Smartphones let you control a lot using only your voice. Whether you're on an iPhone or an Android phone, you can ask for directions, perform a search, start a call, or dictate a message. But once you actually open up an app, voice control disappears: for the most part, apps all still work exclusively through touch.
Mix analyzes speech and translates it into an action
Nuance wants to change that. Nuance is the company behind the language detection software that powers Samsung's S Voice and, supposedly, Siri as well. It's now opening up that technology to all developers — big and small — allowing them to bake it into their apps.
It all works through a new tool, called Nuance Mix, that's supposed to give developers an easy way to build full voice control into their apps. For the most part, developers just have to tell Mix what kind of commands their users will give. Then when the app hears those commands, Nuance will be able to convert them into the specific actions that a person wants to perform and send that information back down to the app.
The idea is that someone could say to a social media app, "Update my status," "Post a new status," "Change my status," or even "I want to post something," and Nuance's technology will be able to figure out that they're all the same command. That's partly because developers are required to prime Mix with 15 to 20 samples of every command, but it's also because Mix will then generate alternatives on its own and continue to learn based on what people using the app actually end up saying.
Hardware is what makes Mix really interesting
Nuance Mix isn't limited to apps: it can be used on hardware, too, and that's where it really starts to get interesting. Mix could be used as the primary way for interacting with smart home products or Internet of Things devices. "A lot of these devices don't necessarily have a screen," says Kenn Harper, a senior director at Nuance. "So a thermostat may have a tiny screen or a couple of buttons, but if you want to tell if you're traveling for a couple of days ... how would you do that without speech?"
Right now, most smart home devices are controlled through smartphones, and it seems like that's unlikely to change. But Harper's vision is appealing. Why shouldn't you be able to dictate commands directly to a thermostat if you're in the same room as it? That makes even more sense as you start to consider interactions with devices outside your home, which won't be connected to your smartphone.
Can Nuance defeat existing voice assistants?
While Nuance is offering language processing here and now, it's worth questioning whether it'll really be the one to dominate voice control inside of apps and smart home devices in the future. Apple and Google could always open up Siri and Google Now directly, allowing their native tools to be used inside of apps, which may end up being easier for developers. Both Apple and Google are behind smart home platforms as well, and one could imagine their voice assistants extending there, too. (Apple is believed to use Nuance's technology at the moment, but that may not always be the case.)
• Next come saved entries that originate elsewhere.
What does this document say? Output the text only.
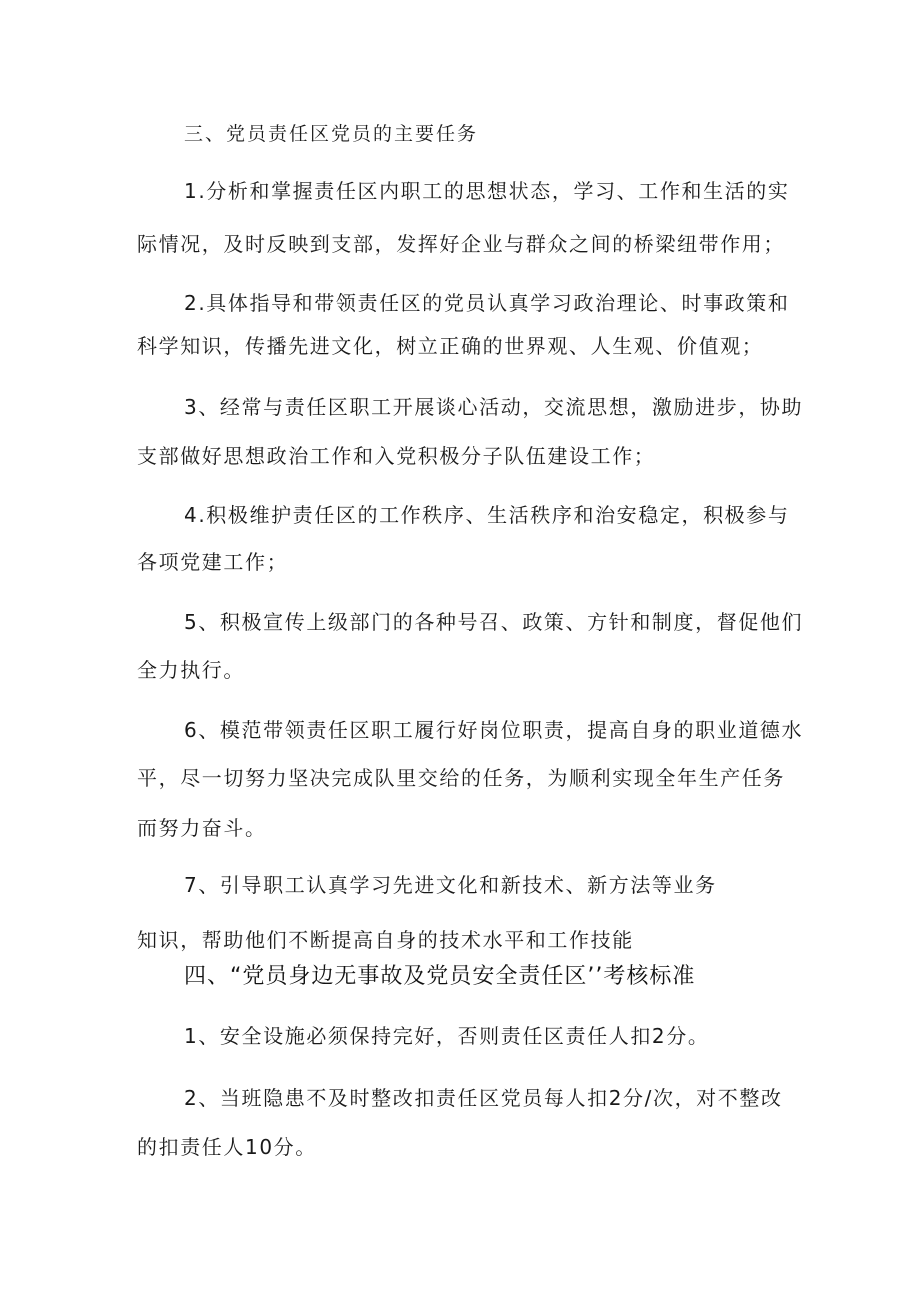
三、党员责任区党员的主要任务
1.分析和掌握责任区内职工的思想状态，学习、工作和生活的实
际情况，及时反映到支部，发挥好企业与群众之间的桥梁纽带作用；
2.具体指导和带领责任区的党员认真学习政治理论、时事政策和
科学知识，传播先进文化，树立正确的世界观、人生观、价值观；
3、经常与责任区职工开展谈心活动，交流思想，激励进步，协助
支部做好思想政治工作和入党积极分子队伍建设工作；
4.积极维护责任区的工作秩序、生活秩序和治安稳定，积极参与
各项党建工作；
5、积极宣传上级部门的各种号召、政策、方针和制度，督促他们
全力执行。
6、模范带领责任区职工履行好岗位职责，提高自身的职业道德水
平，尽一切努力坚决完成队里交给的任务，为顺利实现全年生产任务
而努力奋斗。
7、引导职工认真学习先进文化和新技术、新方法等业务
知识，帮助他们不断提高自身的技术水平和工作技能
四、“党员身边无事故及党员安全责任区’’考核标准
1、安全设施必须保持完好，否则责任区责任人扣2分。
2、当班隐患不及时整改扣责任区党员每人扣2分/次，对不整改
的扣责任人10分。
Nuance Mix is launching today in beta. That'll give developers a chance to try it out, though most are going to want to wait before building it into anything. Nuance isn't disclosing pricing yet, but it's likely that many — if not most or all developers — will have to pay for Mix once it hits an official release. Pricing options are "not going to be a one size fits all" approach, however, so small developers will theoretically be able to pay less than big ones.